Today was a pretty good day, aside from the class that I have to be in for the whole morning. Class itself wasn't bad, I was just tired and really did not want to get up at 6:15am on a Saturday to go to class. Mostly I missed my kids. I really haven't seen them much lately, and have wanted to just hang out with them. Today though, they had a kid expo up near where my class was, so my dad came up with the kids and picked me up. We spent over an hour in there and the kids had fun. On the way home, we stopped to pick up the last few things for Emily's birthday party tomorrow. When we came out of the store, I couldn't find my keys. I dumped out my purse completely and they were no where to be found. So, I ran back inside to look for it. I found it in the last place we were at, meaning, I had carried it around the whole store and right towards the end, I put it down and forgot it! I was so mad at myself, because I never walk around with my key in my hand, I always put it in my purse. Shows how tired and stressed I am. We came home and I started on Emily's cake. It is progressing slowly. I think I will do the majority of it tomorrow morning.
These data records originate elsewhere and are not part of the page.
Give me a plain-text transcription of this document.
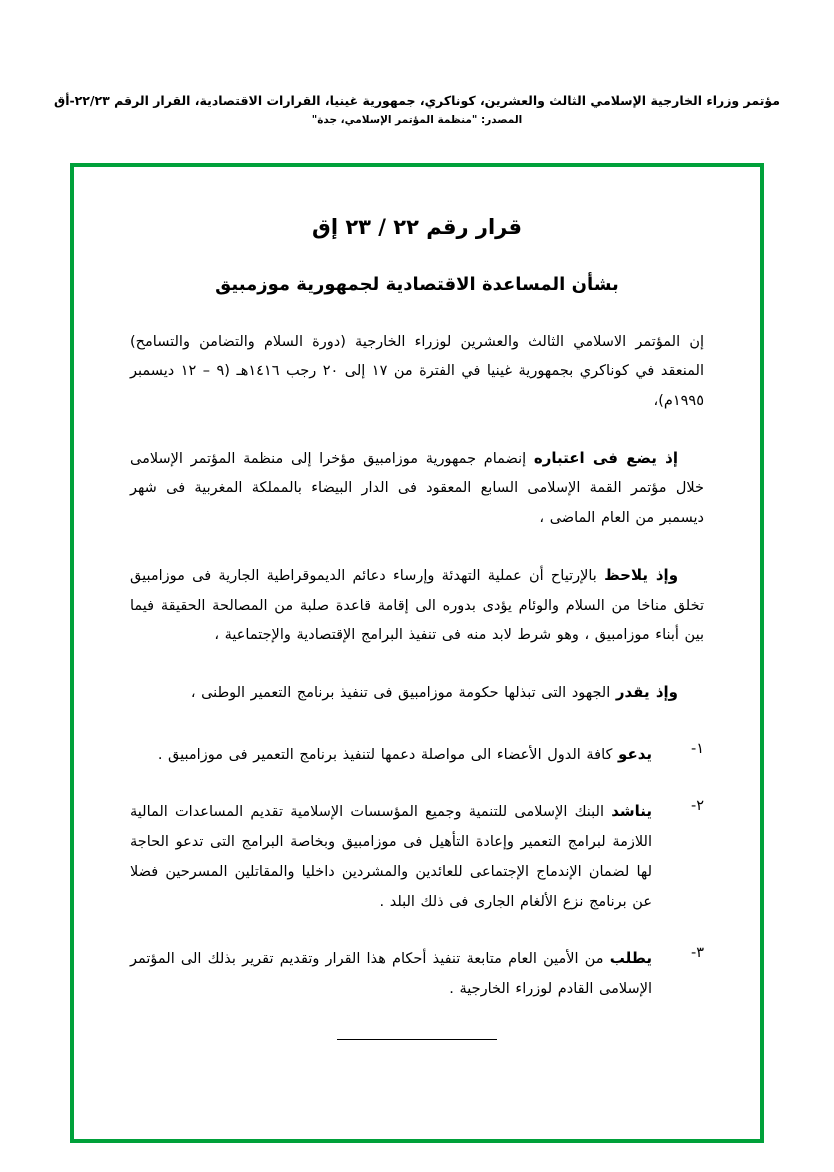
مؤتمر وزراء الخارجية الإسلامي الثالث والعشرين، كوناكري، جمهورية غينيا، القرارات الاقتصادية، القرار الرقم ٢٢/٢٣-أق
المصدر: "منظمة المؤتمر الإسلامي، جدة"
قرار رقم ٢٢ / ٢٣ إق
بشأن المساعدة الاقتصادية لجمهورية موزمبيق
إن المؤتمر الاسلامي الثالث والعشرين لوزراء الخارجية (دورة السلام والتضامن والتسامح) المنعقد في كوناكري بجمهورية غينيا في الفترة من ١٧ إلى ٢٠ رجب ١٤١٦هـ (٩ – ١٢ ديسمبر ١٩٩٥م)،
إذ يضع فى اعتباره إنضمام جمهورية موزامبيق مؤخرا إلى منظمة المؤتمر الإسلامى خلال مؤتمر القمة الإسلامى السابع المعقود فى الدار البيضاء بالمملكة المغربية فى شهر ديسمبر من العام الماضى ،
وإذ يلاحظ بالإرتياح أن عملية التهدئة وإرساء دعائم الديموقراطية الجارية فى موزامبيق تخلق مناخا من السلام والوئام يؤدى بدوره الى إقامة قاعدة صلبة من المصالحة الحقيقة فيما بين أبناء موزامبيق ، وهو شرط لابد منه فى تنفيذ البرامج الإقتصادية والإجتماعية ،
وإذ يقدر الجهود التى تبذلها حكومة موزامبيق فى تنفيذ برنامج التعمير الوطنى ،
١-
يدعو كافة الدول الأعضاء الى مواصلة دعمها لتنفيذ برنامج التعمير فى موزامبيق .
٢-
يناشد البنك الإسلامى للتنمية وجميع المؤسسات الإسلامية تقديم المساعدات المالية اللازمة لبرامج التعمير وإعادة التأهيل فى موزامبيق وبخاصة البرامج التى تدعو الحاجة لها لضمان الإندماج الإجتماعى للعائدين والمشردين داخليا والمقاتلين المسرحين فضلا عن برنامج نزع الألغام الجارى فى ذلك البلد .
٣-
يطلب من الأمين العام متابعة تنفيذ أحكام هذا القرار وتقديم تقرير بذلك الى المؤتمر الإسلامى القادم لوزراء الخارجية .
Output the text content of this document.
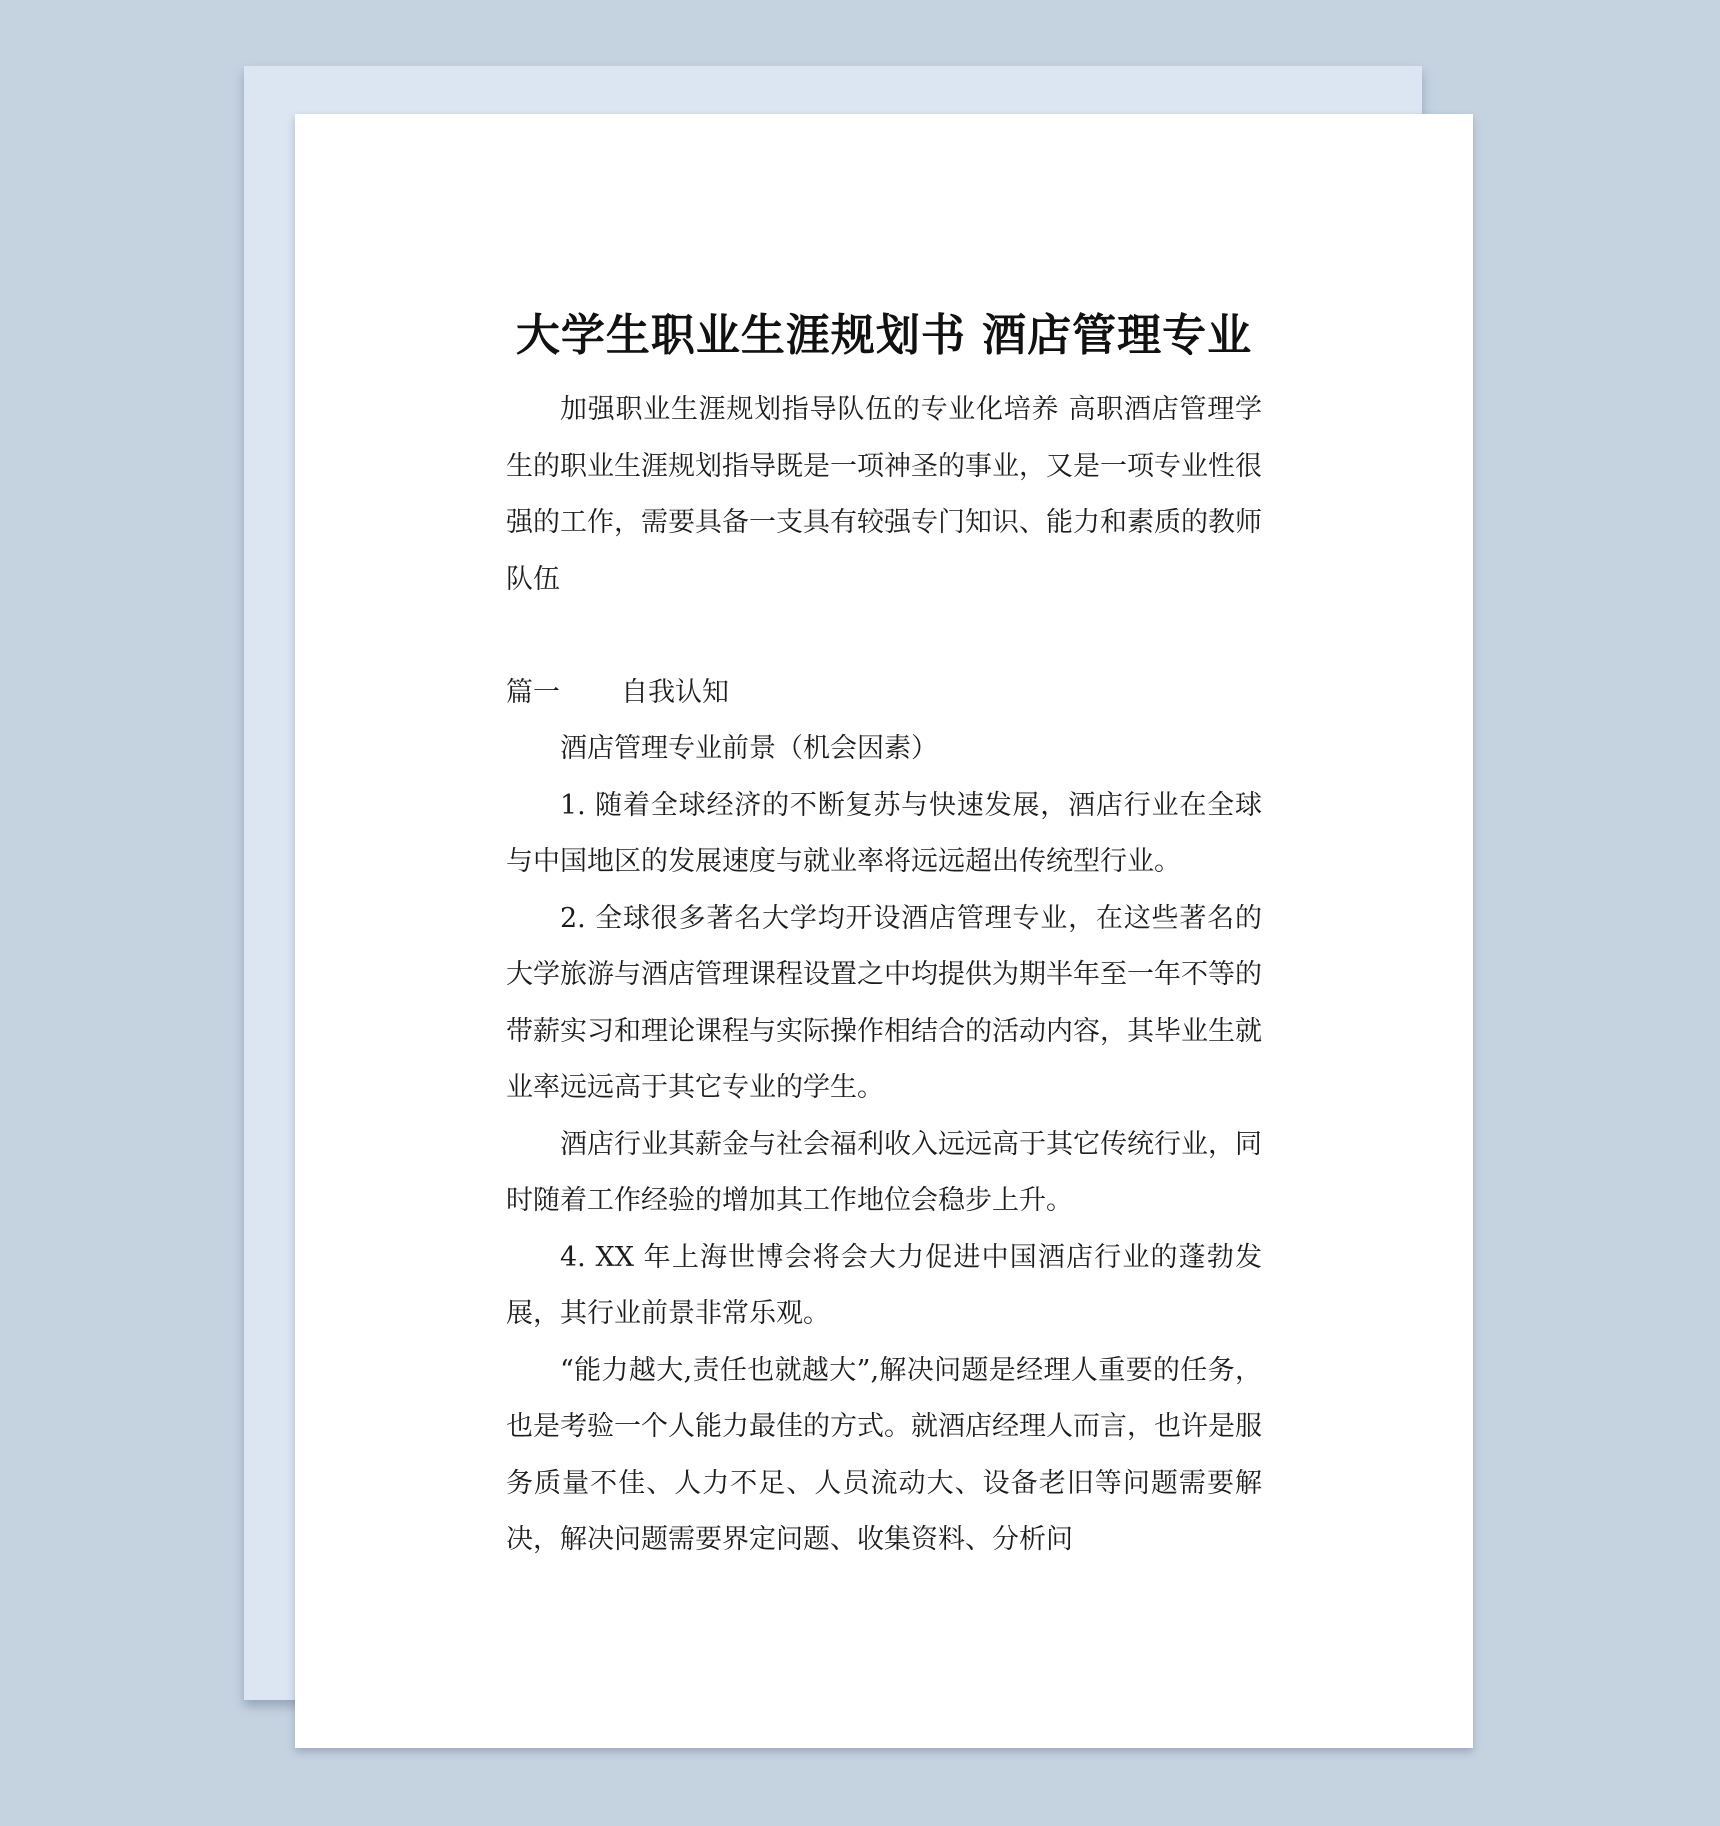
大学生职业生涯规划书 酒店管理专业

加强职业生涯规划指导队伍的专业化培养 高职酒店管理学生的职业生涯规划指导既是一项神圣的事业，又是一项专业性很强的工作，需要具备一支具有较强专门知识、能力和素质的教师队伍

篇一 自我认知

酒店管理专业前景（机会因素）

1. 随着全球经济的不断复苏与快速发展，酒店行业在全球与中国地区的发展速度与就业率将远远超出传统型行业。

2. 全球很多著名大学均开设酒店管理专业，在这些著名的大学旅游与酒店管理课程设置之中均提供为期半年至一年不等的带薪实习和理论课程与实际操作相结合的活动内容，其毕业生就业率远远高于其它专业的学生。

酒店行业其薪金与社会福利收入远远高于其它传统行业，同时随着工作经验的增加其工作地位会稳步上升。

4. XX 年上海世博会将会大力促进中国酒店行业的蓬勃发展，其行业前景非常乐观。

“能力越大,责任也就越大”,解决问题是经理人重要的任务，也是考验一个人能力最佳的方式。就酒店经理人而言，也许是服务质量不佳、人力不足、人员流动大、设备老旧等问题需要解决，解决问题需要界定问题、收集资料、分析问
Tonight I got to talk to my husband, a lot. He is "off" today (Sunday for him) and the computers were not busy, so we got to talk for a while. It was nice because I had been so busy lately that out conversations have been short and sporadic. I really noticed how much I had been missing because of my job and school. I know it is necessary, and I can't always hang out at home to talk to him, but I want to. I want to talk to him every chance he has to call. My realities and priorities are lined up correctly in my head, but emotionally, I want nothing more than to talk to him every second of every day. For now, our weekends are going to be our cherished time to talk to each other, and that will have to be good enough to get us through.
Inching closer to that finish line, one foot at a time!